Alfred I.Neugut, MD, PhD, Co-Director of the Cancer Prevention Program at NewYork-Presbyterian Hospital puts it this way: "Screening for the early detection of precancer and cancer can save lives. For example, colonoscopy can be used to both identify and remove premalignant colorectal polyps and thereby reduce the risk of developing colorectal cancer.

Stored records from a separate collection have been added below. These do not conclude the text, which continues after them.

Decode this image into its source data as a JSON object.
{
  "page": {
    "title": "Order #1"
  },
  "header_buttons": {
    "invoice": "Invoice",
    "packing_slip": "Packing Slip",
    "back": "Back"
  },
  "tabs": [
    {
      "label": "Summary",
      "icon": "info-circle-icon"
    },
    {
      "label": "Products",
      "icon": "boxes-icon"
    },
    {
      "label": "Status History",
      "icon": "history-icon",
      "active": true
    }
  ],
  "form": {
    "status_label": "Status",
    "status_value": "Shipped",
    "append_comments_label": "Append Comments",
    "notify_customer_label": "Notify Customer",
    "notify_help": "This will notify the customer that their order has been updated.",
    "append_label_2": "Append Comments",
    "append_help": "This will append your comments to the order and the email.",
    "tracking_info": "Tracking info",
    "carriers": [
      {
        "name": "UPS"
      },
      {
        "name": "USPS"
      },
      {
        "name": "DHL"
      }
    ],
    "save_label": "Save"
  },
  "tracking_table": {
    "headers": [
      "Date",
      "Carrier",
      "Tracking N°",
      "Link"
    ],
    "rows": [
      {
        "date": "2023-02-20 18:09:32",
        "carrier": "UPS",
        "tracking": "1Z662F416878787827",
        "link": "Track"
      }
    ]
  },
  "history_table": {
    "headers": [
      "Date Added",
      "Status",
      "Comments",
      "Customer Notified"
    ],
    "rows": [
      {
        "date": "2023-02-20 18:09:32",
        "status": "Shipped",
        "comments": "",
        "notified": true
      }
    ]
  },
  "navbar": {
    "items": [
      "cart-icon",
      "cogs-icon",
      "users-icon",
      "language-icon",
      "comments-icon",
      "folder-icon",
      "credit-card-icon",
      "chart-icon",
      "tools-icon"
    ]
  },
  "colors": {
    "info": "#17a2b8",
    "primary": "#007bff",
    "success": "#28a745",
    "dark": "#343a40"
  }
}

Routine healthcare should incorporate screening."
Combining the expertise of two premier academic medical institutions, NewYork-Presbyterian Hospital's Herbert Irving Comprehensive Cancer Center and Weill Cornell Cancer Center offer an important range of prevention and screening services to reduce your chance of developing cancer.
"The earliest cancer screening test in widespread use, the Pap smear, was developed at NewYork-Presbyterian/Weill Cornell Medical Center and has saved countless lives," says Andrew J. Dannenberg, Co-Director of the Cancer Prevention Program at NewYork-Presbyterian Hospital.
Research shows that the risk of developing many types of cancer can be significantly reduced through diet and lifestyle changes. For some cancers, such as cervical and colorectal cancers, routine screening can result in both the prevention and early detection of cancer. These and other cancers can be successfully treated if they are detected early.